Chaque déplacement du Pape à l’étranger s’accompagne d’une demande de « pardon » aux victimes, face aux « crimes ignobles » couverts par le clergé, comme dernièrement en Irlande. Pourquoi est-ce si compliqué de briser le silence ?

« Je suis sensible à ce que dit le pape. L’une des raisons selon moi qui font qu’il y a toutes ces difficultés, vient d’une forme de cléricalisme. Dans l’esprit de beaucoup de gens, le prêtre est intouchable. On en a tellement une image fanstasmée, c’est le Bon Dieu en personne ou presque, qu’on laisse des situations s’aggraver, perdurer sans rien dire. C’est une difficulté que je rencontre ici. Les gens peuvent dire des choses à tel ou tel, mais à moi, ils ne me diront jamais rien. Ça n’aide pas à régler les problèmes ».

Le père Vignon, prêtre au diocèse de Valence, habité par le sentiment « d’avoir fait son devoir », a lancé une pétition appelant le cardinal Barbarin, soupçonné d’avoir couvert les actes d’un prêtre pédophile,  à démissionner. Qu’en pensez-vous ?

« Il faut laisser la justice suivre son cours (le procès doit débuter en janvier 2019, NDLR). L’Église a ses propres procédures. L’une des choses que l’on reproche au cardinal Barbarin, c’est d’avoir interrompu la procédure canonique. En réalité, il y a un accord qui a été trouvé entre le gouvernement français et la conférence des évêques de France. Concrètement, une procédure canonique n’intervient pas avant la procédure civile. On pourrait imaginer des bidouillages, pour éviter que des choses ne sortent. C’est sur cet accord que s’est fondé le cardinal Barbarin pour suspendre la procédure canonique pour laisser faire la justice civile ».

Dialogue avec les paroissiens, à la chapelle Saint-Louis de Fraissinet. 
Cette initiative du père Vignon ne répond-elle pas à une attente des victimes d’abus sexuels ? À une volonté de transparence dans l’Église ?
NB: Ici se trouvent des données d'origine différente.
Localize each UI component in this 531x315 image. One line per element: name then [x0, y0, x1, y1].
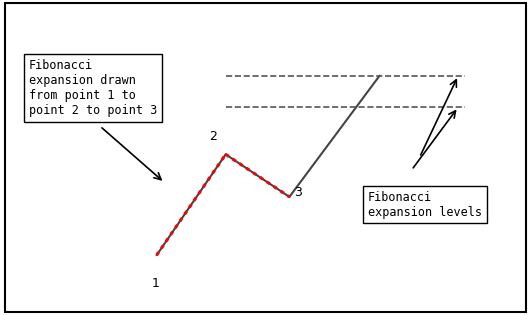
Text: 2: 2	[209, 130, 217, 143]
Text: Fibonacci
expansion drawn
from point 1 to
point 2 to point 3: Fibonacci expansion drawn from point 1 t…	[29, 59, 157, 117]
Text: 1: 1	[152, 277, 159, 290]
Text: 3: 3	[294, 186, 302, 199]
Text: Fibonacci
expansion levels: Fibonacci expansion levels	[368, 191, 482, 219]
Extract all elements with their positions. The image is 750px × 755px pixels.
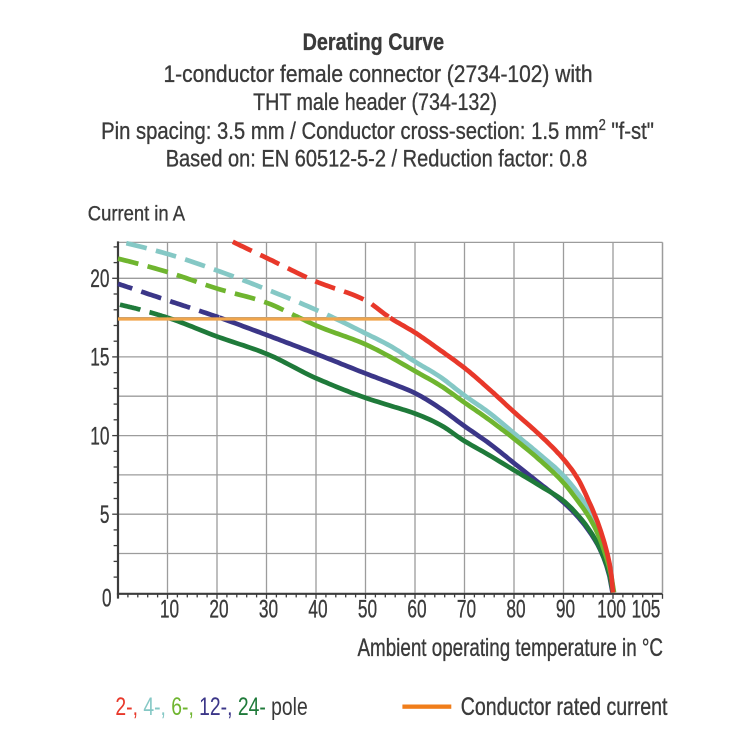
svg-text:Ambient operating temperature: Ambient operating temperature in °C [358,633,664,661]
svg-text:2-, 4-, 6-, 12-, 24- pole: 2-, 4-, 6-, 12-, 24- pole [115,693,307,721]
svg-text:40: 40 [308,595,327,623]
svg-text:Current in A: Current in A [88,202,186,226]
svg-text:90: 90 [556,595,575,623]
svg-text:10: 10 [90,422,109,450]
svg-text:20: 20 [209,595,228,623]
svg-text:Pin spacing: 3.5 mm / Conducto: Pin spacing: 3.5 mm / Conductor cross-se… [101,117,654,144]
svg-text:0: 0 [102,584,112,612]
svg-text:Conductor rated current: Conductor rated current [461,693,668,721]
svg-text:30: 30 [259,595,278,623]
svg-text:80: 80 [506,595,525,623]
svg-text:1-conductor female connector (: 1-conductor female connector (2734-102) … [163,59,592,87]
svg-text:THT male header (734-132): THT male header (734-132) [253,88,497,115]
svg-text:10: 10 [160,595,179,623]
svg-text:70: 70 [457,595,476,623]
svg-text:Derating Curve: Derating Curve [303,28,444,55]
svg-text:50: 50 [358,595,377,623]
svg-text:60: 60 [407,595,426,623]
svg-text:15: 15 [90,344,109,372]
svg-text:100: 100 [597,595,626,623]
svg-text:20: 20 [90,265,109,293]
svg-text:5: 5 [100,501,110,529]
svg-text:105: 105 [632,595,661,623]
svg-text:Based on: EN 60512-5-2 / Reduc: Based on: EN 60512-5-2 / Reduction facto… [166,144,588,171]
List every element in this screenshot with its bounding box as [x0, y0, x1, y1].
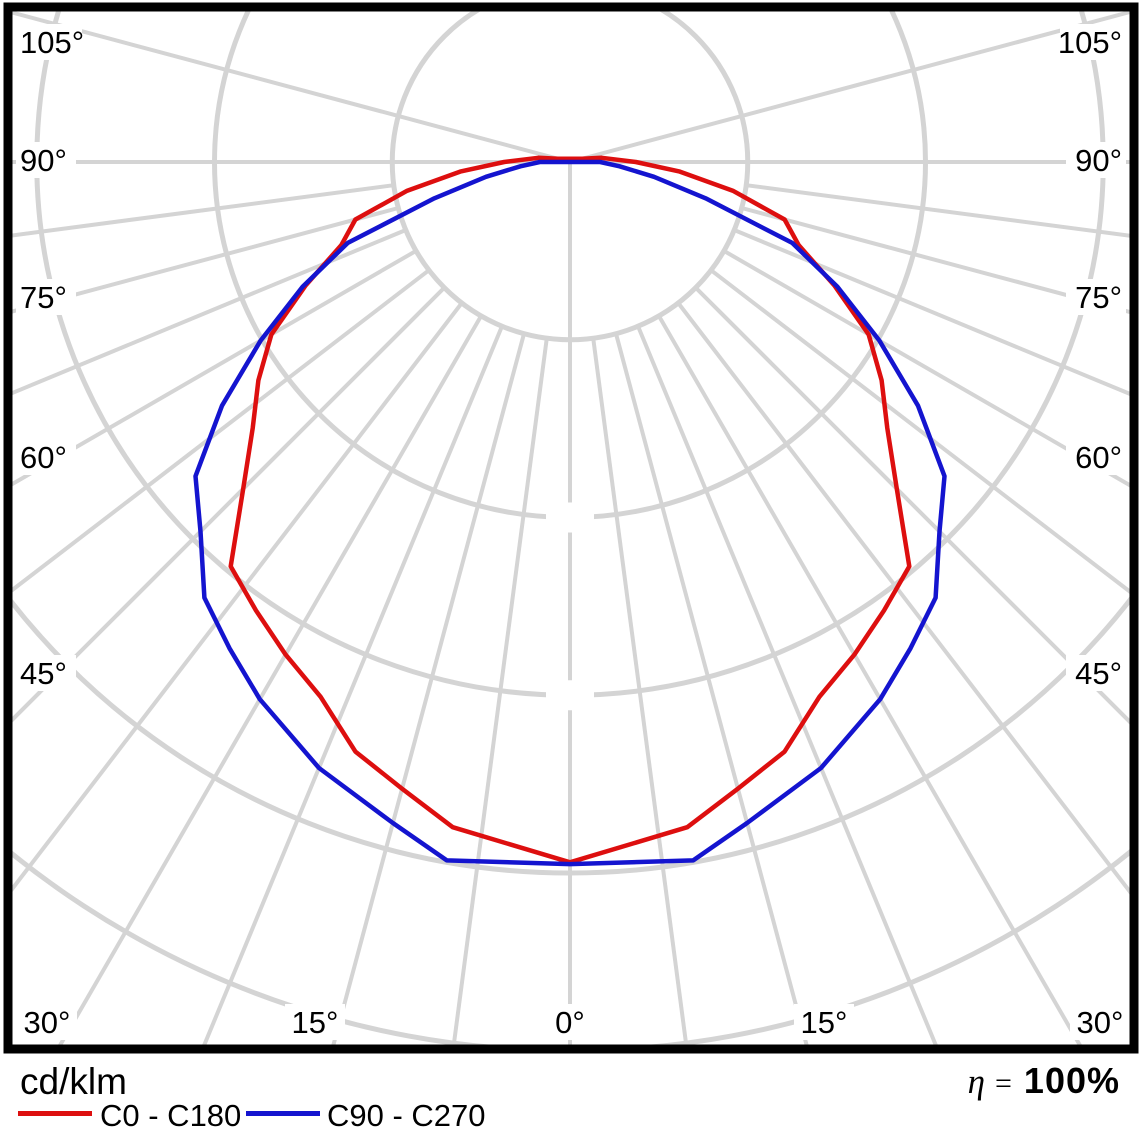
grid-spoke — [694, 286, 1130, 725]
unit-label: cd/klm — [20, 1061, 127, 1102]
grid-spoke — [12, 228, 407, 396]
grid-spoke — [12, 301, 464, 893]
grid-spoke — [12, 206, 399, 314]
chart-border — [3, 2, 1139, 1054]
curve-c90-c270 — [193, 159, 947, 867]
label-backing — [1060, 24, 1126, 60]
grid-spoke — [657, 314, 1083, 1045]
grid-spoke — [12, 183, 395, 238]
label-backing — [16, 655, 76, 691]
label-backing — [1066, 439, 1126, 475]
grid-spoke — [331, 333, 526, 1045]
grid-spoke-105 — [569, 11, 1130, 164]
grid-spoke — [591, 337, 689, 1045]
angle-label-left: 90° — [20, 143, 67, 178]
efficiency-readout: η = 100% — [968, 1060, 1120, 1102]
angle-label-right: 90° — [1075, 143, 1122, 178]
label-backing — [285, 1004, 345, 1040]
axis-value-gap — [546, 502, 594, 533]
legend-swatch-c90-c270 — [246, 1111, 320, 1116]
eta-symbol: η — [967, 1062, 985, 1101]
angle-label-right: 45° — [1075, 656, 1122, 691]
grid-spoke-105 — [12, 11, 571, 164]
grid-spoke — [12, 268, 431, 593]
label-backing — [16, 142, 76, 178]
label-backing — [16, 439, 76, 475]
angle-label-left: 45° — [20, 656, 67, 691]
grid-spoke — [745, 183, 1130, 238]
legend: C0 - C180 C90 - C270 — [0, 1096, 1142, 1132]
angle-label-left: 75° — [20, 280, 67, 315]
legend-swatch-c0-c180 — [18, 1111, 92, 1116]
angle-label-left: 105° — [20, 25, 84, 60]
label-backing — [16, 279, 76, 315]
grid-spoke — [451, 337, 549, 1045]
angle-label-bottom: 0° — [555, 1005, 585, 1040]
label-backing — [1066, 655, 1126, 691]
angle-label-right: 75° — [1075, 280, 1122, 315]
angle-label-bottom: 30° — [1077, 1005, 1124, 1040]
eta-equals: = — [995, 1067, 1012, 1100]
legend-label-c90-c270: C90 - C270 — [327, 1098, 486, 1132]
label-backing — [17, 1004, 77, 1040]
grid-spoke — [614, 333, 809, 1045]
angle-label-bottom: 15° — [801, 1005, 848, 1040]
legend-label-c0-c180: C0 - C180 — [100, 1098, 242, 1132]
angle-label-right: 105° — [1058, 25, 1122, 60]
label-backing — [1070, 1004, 1130, 1040]
grid-spoke — [57, 314, 483, 1045]
grid-spoke — [202, 325, 504, 1045]
eta-value: 100% — [1023, 1060, 1120, 1101]
angle-label-left: 60° — [20, 440, 67, 475]
grid-spoke — [676, 301, 1130, 896]
axis-value-gap — [546, 680, 594, 711]
grid-spoke — [709, 268, 1130, 595]
grid-spoke — [722, 249, 1130, 488]
grid-spoke — [741, 206, 1130, 315]
label-backing — [1066, 142, 1126, 178]
grid-spoke — [12, 249, 418, 487]
label-backing — [1066, 279, 1126, 315]
grid-spoke — [636, 325, 938, 1045]
grid-spoke — [733, 228, 1130, 397]
label-backing — [549, 1004, 591, 1040]
angle-label-bottom: 30° — [24, 1005, 71, 1040]
label-backing — [16, 24, 82, 60]
angle-label-right: 60° — [1075, 440, 1122, 475]
angle-label-bottom: 15° — [292, 1005, 339, 1040]
label-backing — [794, 1004, 854, 1040]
« Oui, mais après il faut savoir comment on la gère. Quand je dis que personnellement j’aurais préféré attendre l’issue de la procédure civile, ça ne va pas contre la transparence. Je ne la regrette pas. Un certain nombre de difficultés sont sur la place publique. Une forme du cléricalisme consiste à mettre tout sous le tapis et de le cacher. On est en train de sortir de ça. Du coup, il faut l’assumer. Sur cette question d’ailleurs, le Pape est très courageux. Et il le paye. Certains courants conservateurs le prennent très mal. Mgr Carlo Maria Vigano, ancien nonce apostolique aux États-Unis, l’accuse d’avoir couvert un cardinal et l’invite à démissionner. Autour de cette question sur la pédophilie qui nous fragilise, la branche ultratraditionaliste de l’Église, essaie de le déstabiliser. C’est clair ».

Êtes-vous, dans votre diocèse, interpellé sur des cas de violences sexuelles ?

« J’ai reçu des lettres et des personnes. Mais cela se compte sur les doigts d’une main, où d’une demi-main. Et pour des faits très anciens. Il n’y a pas à l’heure actuelle d’action en justice ou d’enquête menée à l’encontre d’un prêtre sur le diocèse. Et je rappelle que ma porte est ouverte à tous les paroissiens qui souhaitent me parler ».

Est-ce qu’un jour, les révélations sur les violences sexuelles au sein de l’Église catholique cesseront ?

« Je serais tenté de dire que ça va durer jusqu’à la fin des temps. On ne pourra jamais affirmer que c’est éradiqué à 100 %. On peut faire des efforts pour la formation des clercs, leur donner un style de vie qui les laisse moins seuls, mais la nature humaine reste la nature humaine. Je ne suis pas un spécialiste dans ce domaine, mais il y a des failles psychologiques profondes qui font que, peut-être, ensuite, tel ou tel va choisir les lieux où ils peuvent être en contacte avec des jeunes. Qu’il y est en tout cas, dans la formation des religieux et des religieuses, à intégrer ces questions-là, sûrement. Mais il y aura toujours des problèmes et pas que dans l’Église ».